Most authorities held instruction and the test on simulated roads laid out on school playgrounds.
But some included riding on public roads.

A Cycling Proficiency Scheme for Northern Ireland was launched in the mid-1970s, which trained children aged up to nine years.

A 1979 study concluded that NCPS training produced a significant and sustained
improvement in the cycling performance of children.
It also found that training on public roads was significantly more effective than on simulated roads.
The study noted that about 250,000 children were receiving NCPS training each year.
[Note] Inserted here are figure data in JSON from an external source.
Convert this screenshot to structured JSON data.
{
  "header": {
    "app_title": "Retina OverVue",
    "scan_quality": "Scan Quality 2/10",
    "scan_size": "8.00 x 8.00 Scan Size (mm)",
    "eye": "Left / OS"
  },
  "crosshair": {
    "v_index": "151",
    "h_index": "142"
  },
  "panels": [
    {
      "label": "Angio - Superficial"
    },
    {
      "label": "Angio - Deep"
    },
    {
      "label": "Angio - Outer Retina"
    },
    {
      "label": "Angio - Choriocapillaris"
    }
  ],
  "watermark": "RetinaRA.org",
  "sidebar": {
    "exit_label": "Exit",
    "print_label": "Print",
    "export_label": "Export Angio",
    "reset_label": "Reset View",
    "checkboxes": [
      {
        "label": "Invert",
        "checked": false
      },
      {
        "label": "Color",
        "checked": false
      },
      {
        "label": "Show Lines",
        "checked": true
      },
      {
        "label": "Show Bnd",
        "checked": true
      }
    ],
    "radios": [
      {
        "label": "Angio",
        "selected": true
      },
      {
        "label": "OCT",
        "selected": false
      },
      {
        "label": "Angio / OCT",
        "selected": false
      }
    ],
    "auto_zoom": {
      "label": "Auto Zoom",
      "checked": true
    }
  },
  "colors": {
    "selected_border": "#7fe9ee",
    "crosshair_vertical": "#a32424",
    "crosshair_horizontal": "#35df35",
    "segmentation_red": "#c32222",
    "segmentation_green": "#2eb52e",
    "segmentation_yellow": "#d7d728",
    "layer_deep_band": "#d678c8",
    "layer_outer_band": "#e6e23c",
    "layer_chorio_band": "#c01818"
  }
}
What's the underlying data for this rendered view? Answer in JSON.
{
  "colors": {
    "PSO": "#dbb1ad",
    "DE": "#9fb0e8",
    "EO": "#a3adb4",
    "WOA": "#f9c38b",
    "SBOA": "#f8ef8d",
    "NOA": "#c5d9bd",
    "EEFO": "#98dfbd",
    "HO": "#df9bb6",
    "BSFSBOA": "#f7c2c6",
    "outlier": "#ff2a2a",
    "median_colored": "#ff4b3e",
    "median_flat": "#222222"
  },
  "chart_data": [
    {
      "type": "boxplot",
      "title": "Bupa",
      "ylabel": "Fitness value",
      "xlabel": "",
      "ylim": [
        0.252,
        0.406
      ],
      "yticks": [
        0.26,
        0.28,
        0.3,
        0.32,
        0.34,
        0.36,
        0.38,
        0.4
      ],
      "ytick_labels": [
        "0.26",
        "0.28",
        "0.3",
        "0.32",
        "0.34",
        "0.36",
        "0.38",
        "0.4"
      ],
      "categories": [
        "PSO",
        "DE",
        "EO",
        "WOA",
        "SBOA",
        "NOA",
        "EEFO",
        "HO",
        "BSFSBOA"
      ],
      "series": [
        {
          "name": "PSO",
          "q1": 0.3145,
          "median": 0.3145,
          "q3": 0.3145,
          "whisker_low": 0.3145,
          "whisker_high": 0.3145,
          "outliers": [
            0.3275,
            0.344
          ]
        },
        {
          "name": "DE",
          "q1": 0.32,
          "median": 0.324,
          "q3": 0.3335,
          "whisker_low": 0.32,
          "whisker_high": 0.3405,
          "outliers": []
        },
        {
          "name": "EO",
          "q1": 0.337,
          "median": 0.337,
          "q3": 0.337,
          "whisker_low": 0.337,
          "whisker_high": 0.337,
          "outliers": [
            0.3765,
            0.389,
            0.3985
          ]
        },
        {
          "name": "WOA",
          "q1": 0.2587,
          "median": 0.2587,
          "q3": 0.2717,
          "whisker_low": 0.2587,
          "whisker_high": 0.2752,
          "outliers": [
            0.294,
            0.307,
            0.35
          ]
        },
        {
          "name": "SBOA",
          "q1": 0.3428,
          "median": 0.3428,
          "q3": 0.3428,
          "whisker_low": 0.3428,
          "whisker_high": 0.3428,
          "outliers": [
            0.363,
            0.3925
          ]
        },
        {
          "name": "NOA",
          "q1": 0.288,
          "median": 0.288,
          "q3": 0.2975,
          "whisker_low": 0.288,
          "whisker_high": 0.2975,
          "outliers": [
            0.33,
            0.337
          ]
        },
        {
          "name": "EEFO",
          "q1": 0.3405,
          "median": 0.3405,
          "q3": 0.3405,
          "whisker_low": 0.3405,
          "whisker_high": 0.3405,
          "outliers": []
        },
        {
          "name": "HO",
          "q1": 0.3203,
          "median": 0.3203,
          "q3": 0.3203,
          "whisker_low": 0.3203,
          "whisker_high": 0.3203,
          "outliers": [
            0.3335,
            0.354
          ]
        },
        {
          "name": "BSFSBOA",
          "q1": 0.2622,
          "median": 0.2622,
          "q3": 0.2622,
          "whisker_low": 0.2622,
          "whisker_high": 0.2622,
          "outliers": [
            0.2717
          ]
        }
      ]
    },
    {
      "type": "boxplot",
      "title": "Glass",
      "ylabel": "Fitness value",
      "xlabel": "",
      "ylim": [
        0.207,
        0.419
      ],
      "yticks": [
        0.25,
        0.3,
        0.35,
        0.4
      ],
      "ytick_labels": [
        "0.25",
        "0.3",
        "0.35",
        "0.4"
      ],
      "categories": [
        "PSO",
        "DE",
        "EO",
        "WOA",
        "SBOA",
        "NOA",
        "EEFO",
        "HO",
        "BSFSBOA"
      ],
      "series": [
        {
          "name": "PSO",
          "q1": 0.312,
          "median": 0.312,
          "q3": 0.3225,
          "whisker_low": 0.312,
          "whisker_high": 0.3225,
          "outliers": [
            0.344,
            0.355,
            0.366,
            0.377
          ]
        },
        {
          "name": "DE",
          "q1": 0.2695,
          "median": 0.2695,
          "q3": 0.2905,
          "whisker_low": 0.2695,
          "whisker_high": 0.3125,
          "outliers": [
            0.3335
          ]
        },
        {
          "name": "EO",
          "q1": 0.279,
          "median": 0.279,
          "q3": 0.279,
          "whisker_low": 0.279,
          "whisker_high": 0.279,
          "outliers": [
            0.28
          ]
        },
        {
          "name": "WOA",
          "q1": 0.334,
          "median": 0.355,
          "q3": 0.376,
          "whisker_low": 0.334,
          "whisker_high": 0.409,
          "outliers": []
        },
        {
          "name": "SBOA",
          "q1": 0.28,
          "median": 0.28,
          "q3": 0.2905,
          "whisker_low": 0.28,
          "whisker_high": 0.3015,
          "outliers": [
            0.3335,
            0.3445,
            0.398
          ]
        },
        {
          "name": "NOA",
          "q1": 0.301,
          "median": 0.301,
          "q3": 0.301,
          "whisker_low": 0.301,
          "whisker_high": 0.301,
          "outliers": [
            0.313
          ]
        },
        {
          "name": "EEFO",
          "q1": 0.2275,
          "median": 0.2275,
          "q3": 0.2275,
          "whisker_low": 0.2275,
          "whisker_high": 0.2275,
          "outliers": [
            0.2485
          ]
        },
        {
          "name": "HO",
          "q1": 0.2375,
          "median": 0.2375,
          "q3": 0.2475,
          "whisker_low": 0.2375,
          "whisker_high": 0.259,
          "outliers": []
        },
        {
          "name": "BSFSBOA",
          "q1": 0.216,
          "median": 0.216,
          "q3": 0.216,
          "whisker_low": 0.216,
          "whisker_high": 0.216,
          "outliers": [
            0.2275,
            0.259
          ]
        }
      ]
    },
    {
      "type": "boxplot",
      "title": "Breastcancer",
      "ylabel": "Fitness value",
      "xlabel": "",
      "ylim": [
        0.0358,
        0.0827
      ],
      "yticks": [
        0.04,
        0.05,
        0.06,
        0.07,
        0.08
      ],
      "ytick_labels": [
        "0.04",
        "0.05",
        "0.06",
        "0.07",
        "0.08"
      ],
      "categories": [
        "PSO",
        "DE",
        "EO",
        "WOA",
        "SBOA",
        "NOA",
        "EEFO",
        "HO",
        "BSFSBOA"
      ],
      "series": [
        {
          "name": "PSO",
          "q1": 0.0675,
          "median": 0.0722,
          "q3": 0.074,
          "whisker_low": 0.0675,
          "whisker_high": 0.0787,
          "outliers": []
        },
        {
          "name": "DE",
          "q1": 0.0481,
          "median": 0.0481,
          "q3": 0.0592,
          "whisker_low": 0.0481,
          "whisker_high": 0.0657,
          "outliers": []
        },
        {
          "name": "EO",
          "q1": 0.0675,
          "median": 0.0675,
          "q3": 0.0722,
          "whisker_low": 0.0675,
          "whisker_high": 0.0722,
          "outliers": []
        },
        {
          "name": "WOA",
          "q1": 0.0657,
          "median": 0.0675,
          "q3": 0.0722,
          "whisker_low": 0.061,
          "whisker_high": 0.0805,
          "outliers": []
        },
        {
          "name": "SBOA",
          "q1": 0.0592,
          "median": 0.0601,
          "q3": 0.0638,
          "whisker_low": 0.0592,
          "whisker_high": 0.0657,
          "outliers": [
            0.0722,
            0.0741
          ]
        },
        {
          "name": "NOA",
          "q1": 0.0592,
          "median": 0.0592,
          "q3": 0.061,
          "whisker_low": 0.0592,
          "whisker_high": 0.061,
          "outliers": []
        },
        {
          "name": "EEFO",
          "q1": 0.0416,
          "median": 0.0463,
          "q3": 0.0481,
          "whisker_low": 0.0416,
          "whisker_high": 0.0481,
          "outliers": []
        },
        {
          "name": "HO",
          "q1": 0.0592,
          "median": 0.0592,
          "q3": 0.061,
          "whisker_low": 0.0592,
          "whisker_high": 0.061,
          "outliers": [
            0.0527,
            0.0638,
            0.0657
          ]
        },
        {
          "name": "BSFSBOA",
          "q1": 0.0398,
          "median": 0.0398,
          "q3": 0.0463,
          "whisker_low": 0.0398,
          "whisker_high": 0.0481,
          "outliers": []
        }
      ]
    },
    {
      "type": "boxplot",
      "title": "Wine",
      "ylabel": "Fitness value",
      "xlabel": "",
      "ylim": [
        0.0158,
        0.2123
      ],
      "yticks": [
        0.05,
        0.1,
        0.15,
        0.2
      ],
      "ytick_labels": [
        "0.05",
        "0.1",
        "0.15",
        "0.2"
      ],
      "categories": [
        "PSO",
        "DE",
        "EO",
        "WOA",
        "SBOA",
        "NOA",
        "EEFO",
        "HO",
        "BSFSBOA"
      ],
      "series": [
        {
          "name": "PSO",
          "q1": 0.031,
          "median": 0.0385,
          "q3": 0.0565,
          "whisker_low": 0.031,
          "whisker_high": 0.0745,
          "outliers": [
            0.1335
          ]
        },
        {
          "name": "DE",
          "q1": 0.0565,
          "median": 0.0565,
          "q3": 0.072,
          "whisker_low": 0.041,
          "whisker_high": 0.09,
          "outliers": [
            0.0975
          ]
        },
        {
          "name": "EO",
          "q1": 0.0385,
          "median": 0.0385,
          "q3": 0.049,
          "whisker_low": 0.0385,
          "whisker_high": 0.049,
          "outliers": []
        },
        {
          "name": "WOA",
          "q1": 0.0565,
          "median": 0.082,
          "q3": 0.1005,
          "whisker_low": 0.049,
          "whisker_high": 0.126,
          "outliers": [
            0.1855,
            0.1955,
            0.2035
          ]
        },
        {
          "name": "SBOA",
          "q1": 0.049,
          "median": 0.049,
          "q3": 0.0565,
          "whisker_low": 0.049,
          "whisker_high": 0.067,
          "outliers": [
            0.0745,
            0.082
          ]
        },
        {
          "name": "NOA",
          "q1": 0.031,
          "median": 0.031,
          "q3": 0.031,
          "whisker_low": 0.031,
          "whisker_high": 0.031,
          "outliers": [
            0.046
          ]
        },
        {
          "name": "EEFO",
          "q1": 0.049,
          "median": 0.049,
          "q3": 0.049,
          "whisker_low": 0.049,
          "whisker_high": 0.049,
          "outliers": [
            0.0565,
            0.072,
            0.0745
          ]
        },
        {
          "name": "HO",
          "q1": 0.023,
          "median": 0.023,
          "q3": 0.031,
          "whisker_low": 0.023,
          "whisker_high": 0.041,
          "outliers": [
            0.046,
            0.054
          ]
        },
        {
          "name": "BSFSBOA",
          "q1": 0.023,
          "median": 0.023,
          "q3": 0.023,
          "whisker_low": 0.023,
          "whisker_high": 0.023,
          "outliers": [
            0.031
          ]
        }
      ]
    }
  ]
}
=== Later schemes and decline (since 1980) ===
From the 1980s, new child cycle training schemes emerged.
Many took a problem-solving approach called cycling awareness
instead of the instruction approach of the NCPS.
Among these was the Righttrack Cycling Awareness Programme co-developed by RoSPA,
who had developed the NCPS.

In 1996, a study evaluated eight schemes used by various local authorities.
Four were NCPS variants,
three were cycling awareness and one was cycling awareness with some instruction.
Having confirmed the conclusions of the 1979 study, the 1996 one made two further conclusions.
Firstly, training delivered over at least three weeks or in levels over a number of years
was more effective at producing child cyclists assessed as safe than intensive training.
Secondly, cycling awareness was more effective than instruction.
The study also noted that "... between 275,000 and 300,000 children receive NCPS or similar training each year."
and about 40% of children aged under twelve years had been trained.

By the mid-2000s, the proportion of children who had received cycle training was down to 25%.
The newly developed Bikeability programme was described as cycling proficiency for the 21st century.
England and Scotland replaced existing schemes, including the NCPS, with Bikeability in 2007 and 2010 respectively.
Bikeability aligned with the National Standard for Cycle Training (NSCT) published in 2018.

Bikeability has three levels allowing children to progress from simulated roads to
busy public roads with complex junctions and fast traffic once they reach secondary school.
Cycling proficiency schemes are still offered in Northern Ireland and Wales
although Welsh local authorities are replacing the NCPS with NSCT aligned programmes.